Back in 2013 in an interview with Rights in Russia, Arseny Roginsky noted that, like its Soviet forbears, the Putin regime had not at some fundamental level accepted that citizens have a right of association. And now in the first month of 2023 we see there is no Memorial, no Moscow Helsinki Group, no Sakharov Centre. However, the regime’s refusal to recognise the right of association is only one example of its refusal to recognise the very notion of rights in principle, whether these be the rights of an organisation of of an individual – as either citizen or human being. This week we see journalists jailed and those belonging to a community of faith remanded in custody.
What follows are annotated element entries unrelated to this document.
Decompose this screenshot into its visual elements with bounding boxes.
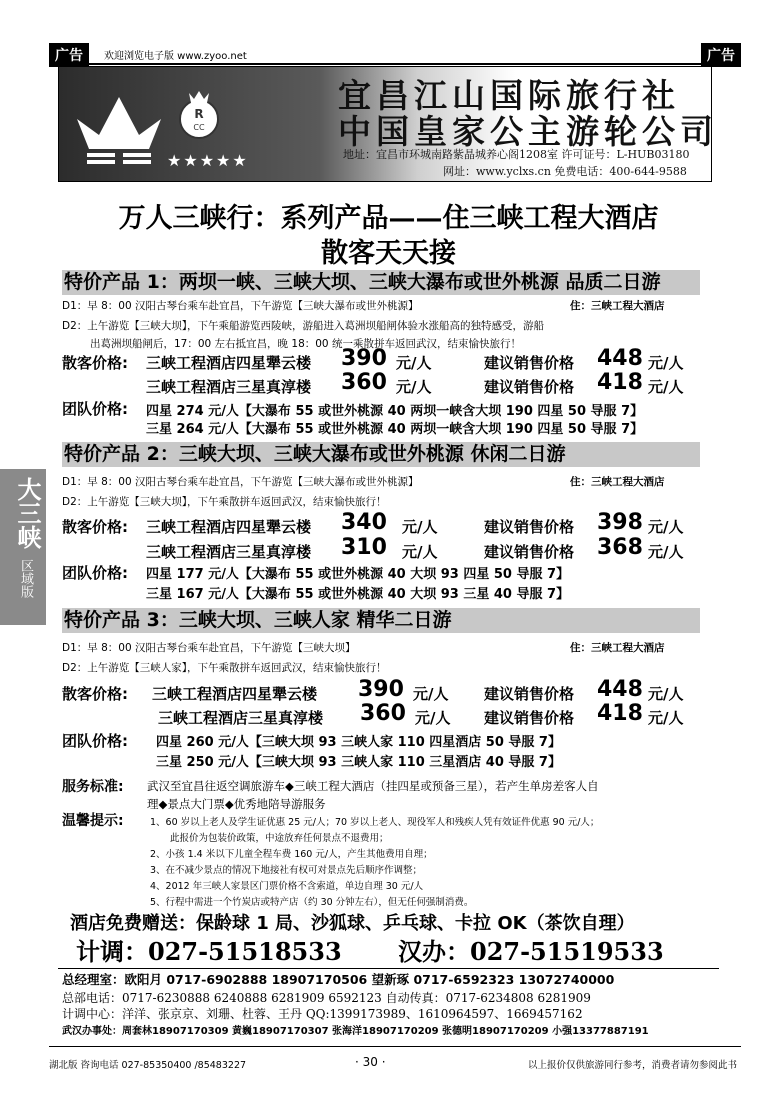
- star-rating: ★★★★★: [167, 151, 249, 170]
- p2-unit2b: 元/人: [648, 543, 684, 561]
- p3-room1: 三峡工程酒店四星犟云楼: [152, 685, 318, 703]
- service-line1: 武汉至宜昌往返空调旅游车◆三峡工程大酒店（挂四星或预备三星），若产生单房差客人自: [147, 779, 599, 793]
- footer-rule: [49, 1046, 741, 1047]
- p1-room2-suggest: 418: [597, 370, 643, 395]
- p1-unit1b: 元/人: [648, 354, 684, 372]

In a certain obvious sense, then, these individuals have been jailed for being journalists or people professing a particular faith. But, just as obviously, It is not just for their reporting or for their religion that these individuals are in detention. It is because they are individuals who choose to act autonomously. The regime in power in Russia today refuses to recognise that individuals have autonomy and rights to act, speak, believe or cooperate with others as they see fit. The ultimate demonstration of this attitude by the regime towards the individual is the invasion of Ukraine where we see that the lives of individuals, whether Ukrainian or Russian, plainly have no value in themselves for the regime.